[liberationtech] Liberation Technology Seminar Series- Jan 29- Hassanpour

Yosem Companys companys at stanford.edu
Thu Jan 29 03:55:02 PST 2015


Hi Angela,

Seminar video should be posted online at
http://cddrl.fsi.stanford.edu/libtech/multimedia shortly after the live
event.

Best,
Yosem

On Thu, Jan 29, 2015 at 12:58 AM, Angela Oduor Lungati <
angela.oduor at gmail.com> wrote:

> Hey Yosem!
>
> This looks pretty interesting and relevant for some folks within the
> Ushahidi and iHub community. Will this be a webinar or is this a session
> that will be recorded and uploaded online?
>
> Angela Oduor Lungati
> angela at ushahidi.com
> Ushahidi Inc <http://ushahidi.com>.
>
>
>
> On Jan 29, 2015, at 4:33 AM, Yosem Companys <companys at stanford.edu> wrote:
>
> From: Kathleen Barcos <kbarcos at stanford.edu>
> *Will the Revolution be Tweeted? * *Information & Communication
> Technology and Conflict *
>
> *Speaker*
> *Navid Hassanpour,*
> Postdoctoral Research Associate,
> Niehaus Center for Globalization and Governance (NCGG)
>
>
>   Thursday, January 29, 2015
> 4:15 PM - 5:30 PM
>
> *S*chool of Education
> Room 128
>   FSI Contact
> Kathleen Barcos
> <http://cddrl.fsi.stanford.edu/libtech/people/kathleen_barcos>
>
> kbarcos at stanford.edu
> *Abstract*
>
> Is communication technology conducive to collective violence? Recent
> studies have provided conflicting answers to the same question. While some
> see the introduction of cellular communication as a contributing factor to
> civil conflict in Africa (Pierskalla and Hollenbach APSR 2013), others
> ascribe an opposite effect to mobile communications in Iraq (Shapiro and
> Weidmann IO forthcoming).

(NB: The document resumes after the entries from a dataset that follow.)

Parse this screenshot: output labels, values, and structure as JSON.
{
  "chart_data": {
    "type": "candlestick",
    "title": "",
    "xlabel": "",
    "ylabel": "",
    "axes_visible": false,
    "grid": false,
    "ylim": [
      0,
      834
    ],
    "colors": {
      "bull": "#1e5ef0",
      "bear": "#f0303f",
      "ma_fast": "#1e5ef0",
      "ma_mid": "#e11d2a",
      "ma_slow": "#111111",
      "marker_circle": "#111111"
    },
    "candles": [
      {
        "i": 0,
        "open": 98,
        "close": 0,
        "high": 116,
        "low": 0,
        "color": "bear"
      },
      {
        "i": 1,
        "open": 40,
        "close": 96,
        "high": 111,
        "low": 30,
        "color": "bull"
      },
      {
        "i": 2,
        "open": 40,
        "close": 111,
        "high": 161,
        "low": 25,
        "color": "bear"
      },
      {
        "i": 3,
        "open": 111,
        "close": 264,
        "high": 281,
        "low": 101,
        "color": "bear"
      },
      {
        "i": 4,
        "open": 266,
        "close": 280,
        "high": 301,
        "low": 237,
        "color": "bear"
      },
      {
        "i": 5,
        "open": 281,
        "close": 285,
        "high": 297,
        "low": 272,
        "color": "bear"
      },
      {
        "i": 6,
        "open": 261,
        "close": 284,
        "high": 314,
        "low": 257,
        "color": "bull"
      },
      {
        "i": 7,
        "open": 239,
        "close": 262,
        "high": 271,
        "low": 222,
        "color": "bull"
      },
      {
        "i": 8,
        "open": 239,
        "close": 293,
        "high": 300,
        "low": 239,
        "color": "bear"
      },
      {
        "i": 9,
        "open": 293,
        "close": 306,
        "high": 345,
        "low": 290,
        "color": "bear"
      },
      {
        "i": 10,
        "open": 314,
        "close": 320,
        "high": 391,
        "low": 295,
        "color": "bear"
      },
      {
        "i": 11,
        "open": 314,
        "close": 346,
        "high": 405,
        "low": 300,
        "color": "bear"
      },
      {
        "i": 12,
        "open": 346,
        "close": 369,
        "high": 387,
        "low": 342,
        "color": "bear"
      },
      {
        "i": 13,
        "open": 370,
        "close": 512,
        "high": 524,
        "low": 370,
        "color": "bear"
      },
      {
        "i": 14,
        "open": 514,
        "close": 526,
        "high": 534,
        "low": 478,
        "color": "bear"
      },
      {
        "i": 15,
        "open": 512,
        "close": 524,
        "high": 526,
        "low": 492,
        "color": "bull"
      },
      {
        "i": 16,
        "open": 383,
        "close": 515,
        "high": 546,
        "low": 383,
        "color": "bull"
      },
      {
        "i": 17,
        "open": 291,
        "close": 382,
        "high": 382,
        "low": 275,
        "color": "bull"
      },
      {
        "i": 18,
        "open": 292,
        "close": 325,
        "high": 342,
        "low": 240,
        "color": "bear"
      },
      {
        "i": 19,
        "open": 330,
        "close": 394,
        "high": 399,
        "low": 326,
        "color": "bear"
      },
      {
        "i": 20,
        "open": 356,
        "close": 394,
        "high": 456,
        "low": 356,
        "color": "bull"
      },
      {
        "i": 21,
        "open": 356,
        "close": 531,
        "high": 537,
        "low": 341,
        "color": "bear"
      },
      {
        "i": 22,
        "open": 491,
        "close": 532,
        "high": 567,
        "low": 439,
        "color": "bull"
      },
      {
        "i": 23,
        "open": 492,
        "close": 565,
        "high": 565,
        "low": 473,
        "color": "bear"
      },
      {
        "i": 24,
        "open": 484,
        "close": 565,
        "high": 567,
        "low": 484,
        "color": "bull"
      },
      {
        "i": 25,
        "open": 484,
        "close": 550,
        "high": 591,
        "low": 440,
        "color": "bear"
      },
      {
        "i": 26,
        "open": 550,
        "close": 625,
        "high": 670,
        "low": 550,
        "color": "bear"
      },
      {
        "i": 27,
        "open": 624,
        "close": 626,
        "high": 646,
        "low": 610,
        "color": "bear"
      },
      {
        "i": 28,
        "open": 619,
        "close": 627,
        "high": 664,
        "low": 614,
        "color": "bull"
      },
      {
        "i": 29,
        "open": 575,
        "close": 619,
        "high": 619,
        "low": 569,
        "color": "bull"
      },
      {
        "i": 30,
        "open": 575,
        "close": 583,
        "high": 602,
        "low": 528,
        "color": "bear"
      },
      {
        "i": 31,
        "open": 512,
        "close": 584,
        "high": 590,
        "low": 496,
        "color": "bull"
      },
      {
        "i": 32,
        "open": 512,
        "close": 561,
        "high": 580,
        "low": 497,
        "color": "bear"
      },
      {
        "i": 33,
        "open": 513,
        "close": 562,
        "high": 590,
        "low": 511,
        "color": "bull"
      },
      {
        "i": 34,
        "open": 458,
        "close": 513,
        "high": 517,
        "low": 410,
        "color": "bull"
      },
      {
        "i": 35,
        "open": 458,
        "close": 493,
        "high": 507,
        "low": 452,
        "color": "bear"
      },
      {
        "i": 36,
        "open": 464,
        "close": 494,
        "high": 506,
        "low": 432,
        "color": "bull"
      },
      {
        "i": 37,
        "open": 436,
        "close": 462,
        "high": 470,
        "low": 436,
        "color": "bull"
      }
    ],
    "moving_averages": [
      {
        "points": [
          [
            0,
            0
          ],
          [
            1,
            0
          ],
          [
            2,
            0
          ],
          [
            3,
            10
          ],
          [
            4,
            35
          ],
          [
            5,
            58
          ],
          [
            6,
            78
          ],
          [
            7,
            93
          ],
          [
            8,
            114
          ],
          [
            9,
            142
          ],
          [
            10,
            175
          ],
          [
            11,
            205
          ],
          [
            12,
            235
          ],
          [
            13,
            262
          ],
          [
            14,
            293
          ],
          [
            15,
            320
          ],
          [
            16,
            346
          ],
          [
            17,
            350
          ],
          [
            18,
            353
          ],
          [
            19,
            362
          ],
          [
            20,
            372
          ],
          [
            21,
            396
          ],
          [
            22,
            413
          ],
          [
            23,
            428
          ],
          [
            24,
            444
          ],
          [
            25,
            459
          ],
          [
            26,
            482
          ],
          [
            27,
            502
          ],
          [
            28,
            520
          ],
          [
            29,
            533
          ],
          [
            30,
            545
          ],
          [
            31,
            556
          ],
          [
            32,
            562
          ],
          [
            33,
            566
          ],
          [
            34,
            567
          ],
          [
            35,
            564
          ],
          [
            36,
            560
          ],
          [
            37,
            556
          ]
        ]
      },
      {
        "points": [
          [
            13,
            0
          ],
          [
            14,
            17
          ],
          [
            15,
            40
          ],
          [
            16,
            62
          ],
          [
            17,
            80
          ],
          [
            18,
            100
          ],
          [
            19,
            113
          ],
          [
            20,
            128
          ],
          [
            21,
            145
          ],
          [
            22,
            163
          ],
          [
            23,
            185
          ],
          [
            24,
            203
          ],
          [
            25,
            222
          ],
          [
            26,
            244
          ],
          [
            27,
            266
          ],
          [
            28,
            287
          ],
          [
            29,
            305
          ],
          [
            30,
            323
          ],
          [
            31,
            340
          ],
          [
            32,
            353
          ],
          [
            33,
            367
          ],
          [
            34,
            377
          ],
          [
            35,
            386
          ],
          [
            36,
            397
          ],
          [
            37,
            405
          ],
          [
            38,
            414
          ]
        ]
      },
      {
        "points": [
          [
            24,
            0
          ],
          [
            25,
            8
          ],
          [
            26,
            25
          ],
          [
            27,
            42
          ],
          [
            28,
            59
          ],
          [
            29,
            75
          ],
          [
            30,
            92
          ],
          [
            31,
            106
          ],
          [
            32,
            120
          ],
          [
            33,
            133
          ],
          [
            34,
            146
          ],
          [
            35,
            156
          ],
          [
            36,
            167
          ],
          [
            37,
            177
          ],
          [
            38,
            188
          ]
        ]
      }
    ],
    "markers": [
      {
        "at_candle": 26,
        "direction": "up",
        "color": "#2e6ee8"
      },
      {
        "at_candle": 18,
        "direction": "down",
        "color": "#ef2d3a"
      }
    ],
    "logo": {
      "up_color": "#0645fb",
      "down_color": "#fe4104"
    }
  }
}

During the talk, I will further explore the logic
> behind "Why the revolution will not be tweeted", and argue that the answer
> lies in contagion processes of collective action at the periphery, not the
> hierarchical schemes of central coordination as was argued before. To
> provide evidence, I will draw on historical accounts of social revolutions,
> a GIS study of the Syrian Civil War, a convenience survey sample from the
> 2011 Egyptian Revolution, as well as network experiments of collective
> risk-taking in a controlled setting.
> Speaker Bio
>
> Navid Hassanpour <http://wws.princeton.edu/faculty-research/faculty/nh6> (Ph.D.s
> in Political Science from Yale'14, and Electrical Engineering from
> Stanford'06) studies political contestation, in its contentious and
> electoral forms. Following an inquiry into collective and relational
> dimensions of contentious politics, currently he is working on a project
> that examines the history, emergence, and the dynamics of representative
> democracy outside the Western World. This year he is a Niehaus postdoctoral
> fellow at Princeton's Woodrow Wilson School of public and International
> Affairs. His work has appeared in Political Communication as well as IEEE
> Transactions on Information Theory. His book project, Leading from the
> Periphery, is under consideration at Cambridge University Press' Structural
> Analysis in the Social Sciences Series.